13:00–13:20 (online) .


Title: Oldest evidence of tuberculosis in the Mediterranean islands: From the mainland to Cyprus

Authors: Françoise Le Mort1, Oussama Baker1,2, Bérénice Chamel1, Hélène Coqueugniot2,3, Olivier Dutour2,3

Affiliations: 1Univ Lyon, Archéorient (UMR 5133 CNRS/Université Lyon 2), Maison de l’Orient et de la Méditerranée – Jean Pouilloux, 7 rue Raulin – 69365 Lyon cedex 07 – France; 2École Pratique des Hautes Études, PSL Université Paris– 4-14 rue Ferrus, 75014 Paris – France; 3Université de Bordeaux, CNRS, UMR 5199 – PACEA, Allée Geoffroy St Hilaire, CS 50023, 33615 Pessac Cedex – France

Abstract: Recent studies combining macroscopical observations and μ-CT analysis have made it possible to reach the diagnosis of tuberculosis for a child from the site of Khirokitia (Cyprus, 7th–early 6th millennium cal. BC), whose age at death is between 5 and 7 years. Many single primary burials were discovered at the site where the dead (MNI=243) are buried in the same way, whatever their age is. Nevertheless, the burial of this child presents a unique feature on the site (a male Ovis trophy marking the limit of the burial pit), probably indicating a specific attention for this young deceased.
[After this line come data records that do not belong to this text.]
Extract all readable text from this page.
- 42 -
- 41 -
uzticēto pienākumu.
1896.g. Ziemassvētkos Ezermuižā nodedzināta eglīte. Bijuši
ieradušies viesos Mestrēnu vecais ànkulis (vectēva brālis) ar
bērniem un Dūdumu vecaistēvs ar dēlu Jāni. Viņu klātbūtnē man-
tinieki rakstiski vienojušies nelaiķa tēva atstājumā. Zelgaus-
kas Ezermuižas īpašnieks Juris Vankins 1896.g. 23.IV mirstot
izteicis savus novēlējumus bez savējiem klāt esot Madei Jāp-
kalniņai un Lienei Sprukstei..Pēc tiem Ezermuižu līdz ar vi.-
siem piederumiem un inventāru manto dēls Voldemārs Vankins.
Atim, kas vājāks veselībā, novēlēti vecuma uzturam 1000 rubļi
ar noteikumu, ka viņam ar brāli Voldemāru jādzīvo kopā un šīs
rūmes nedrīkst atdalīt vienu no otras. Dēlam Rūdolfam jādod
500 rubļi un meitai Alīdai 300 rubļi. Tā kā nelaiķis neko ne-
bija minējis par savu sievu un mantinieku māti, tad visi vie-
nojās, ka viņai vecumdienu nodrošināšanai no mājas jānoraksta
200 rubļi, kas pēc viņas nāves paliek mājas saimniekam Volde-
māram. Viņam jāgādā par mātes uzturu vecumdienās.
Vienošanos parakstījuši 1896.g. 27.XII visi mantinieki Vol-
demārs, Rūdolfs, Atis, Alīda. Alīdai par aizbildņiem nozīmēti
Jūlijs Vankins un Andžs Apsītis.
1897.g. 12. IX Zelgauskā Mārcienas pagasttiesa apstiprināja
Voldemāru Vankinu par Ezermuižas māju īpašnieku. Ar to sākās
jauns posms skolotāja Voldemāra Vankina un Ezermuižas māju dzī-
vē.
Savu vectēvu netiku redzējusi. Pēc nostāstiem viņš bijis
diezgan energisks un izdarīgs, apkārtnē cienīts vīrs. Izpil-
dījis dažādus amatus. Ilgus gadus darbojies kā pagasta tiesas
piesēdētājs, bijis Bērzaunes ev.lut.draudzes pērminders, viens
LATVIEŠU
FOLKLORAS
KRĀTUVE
This case, the oldest known in the Mediterranean islands, is particularly interesting from a paleoepidemiological point of view. Indeed, considering, on the one hand, the settlement pattern of the island of Cyprus by migrants from the Near East, and on the other hand, the presence of human tuberculosis in the Near East as early as about 10,500 years BP, it is very likely that the migrants brought the disease with them.